National average salary: $19.05 per hour

Primary duties: In an elementary school teacher role, you’ll produce lesson plans for students between kindergarten and sixth grade. You will usually teach a variety of subjects including math, science, history and language arts. Your responsibilities will also include grading assignments and communicating with parents. Elementary school teachers need a bachelor’s degree in education and a state teaching license.
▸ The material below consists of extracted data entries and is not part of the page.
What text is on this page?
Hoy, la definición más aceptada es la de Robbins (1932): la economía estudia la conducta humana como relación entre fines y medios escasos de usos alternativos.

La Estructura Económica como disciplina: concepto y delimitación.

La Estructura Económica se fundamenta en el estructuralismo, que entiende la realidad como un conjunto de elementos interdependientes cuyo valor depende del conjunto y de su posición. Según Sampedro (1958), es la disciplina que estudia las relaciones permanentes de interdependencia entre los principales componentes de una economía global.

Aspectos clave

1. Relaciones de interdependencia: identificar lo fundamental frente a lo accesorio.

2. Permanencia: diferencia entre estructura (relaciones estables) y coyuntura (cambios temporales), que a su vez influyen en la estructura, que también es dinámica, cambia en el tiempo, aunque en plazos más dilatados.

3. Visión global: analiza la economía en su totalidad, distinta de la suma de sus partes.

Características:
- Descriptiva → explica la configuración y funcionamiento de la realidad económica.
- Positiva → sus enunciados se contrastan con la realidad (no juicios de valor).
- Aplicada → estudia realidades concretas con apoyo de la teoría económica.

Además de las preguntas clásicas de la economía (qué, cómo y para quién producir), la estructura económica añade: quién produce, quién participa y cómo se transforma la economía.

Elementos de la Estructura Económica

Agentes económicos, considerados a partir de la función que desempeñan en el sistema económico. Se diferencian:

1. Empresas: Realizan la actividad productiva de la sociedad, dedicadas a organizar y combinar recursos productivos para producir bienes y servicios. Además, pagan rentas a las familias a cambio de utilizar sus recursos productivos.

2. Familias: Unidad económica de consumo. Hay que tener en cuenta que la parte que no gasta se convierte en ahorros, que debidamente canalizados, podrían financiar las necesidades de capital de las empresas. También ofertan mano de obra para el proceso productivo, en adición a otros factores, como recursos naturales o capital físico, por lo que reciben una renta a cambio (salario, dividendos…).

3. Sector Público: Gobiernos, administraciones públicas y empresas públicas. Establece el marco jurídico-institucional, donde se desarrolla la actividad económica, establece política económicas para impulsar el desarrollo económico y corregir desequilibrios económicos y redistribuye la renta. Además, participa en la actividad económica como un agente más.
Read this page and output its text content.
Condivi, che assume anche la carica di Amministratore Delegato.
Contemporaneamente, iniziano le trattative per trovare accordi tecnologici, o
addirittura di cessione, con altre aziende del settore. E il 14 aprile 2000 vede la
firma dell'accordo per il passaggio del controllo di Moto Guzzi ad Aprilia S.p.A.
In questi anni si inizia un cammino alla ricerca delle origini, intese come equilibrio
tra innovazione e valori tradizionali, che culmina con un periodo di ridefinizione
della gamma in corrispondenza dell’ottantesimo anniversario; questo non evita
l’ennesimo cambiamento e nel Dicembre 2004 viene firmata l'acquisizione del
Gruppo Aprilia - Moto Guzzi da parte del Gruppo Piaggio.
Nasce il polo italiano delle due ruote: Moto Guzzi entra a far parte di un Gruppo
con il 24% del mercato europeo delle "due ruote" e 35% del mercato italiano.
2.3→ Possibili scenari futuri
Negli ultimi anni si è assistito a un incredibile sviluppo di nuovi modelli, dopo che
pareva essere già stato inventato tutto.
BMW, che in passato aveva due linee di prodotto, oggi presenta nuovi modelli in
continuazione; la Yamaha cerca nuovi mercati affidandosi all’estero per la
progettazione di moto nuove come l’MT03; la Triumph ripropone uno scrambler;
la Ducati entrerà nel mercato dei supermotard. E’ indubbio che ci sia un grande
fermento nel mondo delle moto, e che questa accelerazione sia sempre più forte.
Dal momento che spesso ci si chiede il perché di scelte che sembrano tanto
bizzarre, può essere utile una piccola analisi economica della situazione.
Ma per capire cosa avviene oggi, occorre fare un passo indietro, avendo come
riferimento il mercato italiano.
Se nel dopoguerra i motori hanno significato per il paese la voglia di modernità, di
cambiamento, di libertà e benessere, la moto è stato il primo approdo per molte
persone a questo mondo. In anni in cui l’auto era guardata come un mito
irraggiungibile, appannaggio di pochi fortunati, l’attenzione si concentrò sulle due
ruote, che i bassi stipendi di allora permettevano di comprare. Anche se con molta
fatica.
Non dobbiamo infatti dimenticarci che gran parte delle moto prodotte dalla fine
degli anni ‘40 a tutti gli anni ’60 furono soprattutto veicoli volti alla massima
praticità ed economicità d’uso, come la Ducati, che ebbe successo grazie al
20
Human resources specialist

National average salary: $51,660 per year

Primary duties: As a human resources specialist, you will be responsible for preparing documents for new hires, promotions and terminations and insurance benefit forms. You will likely also be responsible for ensuring workplace safety and that employees follow company policies. HR specialists typically help resolve employee challenges as well. To become an HR specialist, you need a bachelor’s degree in human resources or a related field.

Emotional stability

If you can stay calm under pressure, consider one of the following jobs:

Social worker

National average salary: $56,596 per year

Primary duties: Social work is a broad field, but most people in this role assist clients of a variety of age levels with mental, emotional or physical ailments. Your duties could include individual or family counseling and communicating with law enforcement in certain circumstances. As a social worker, you’ll need strong emotional intelligence. Social workers need at minimum a bachelor’s degree, though many choose to specialize by earning a master’s degree.

Psychiatric nurse

National average salary: $110,262 per year

Primary duties: As a psychiatric nurse, you will diagnose and treat a range of mental health issues. In addition to dispensing medication, you might also direct your patients to non-medical care providers like social workers or family therapists. Psychiatric nurses must first become registered nurses before specializing in mental health.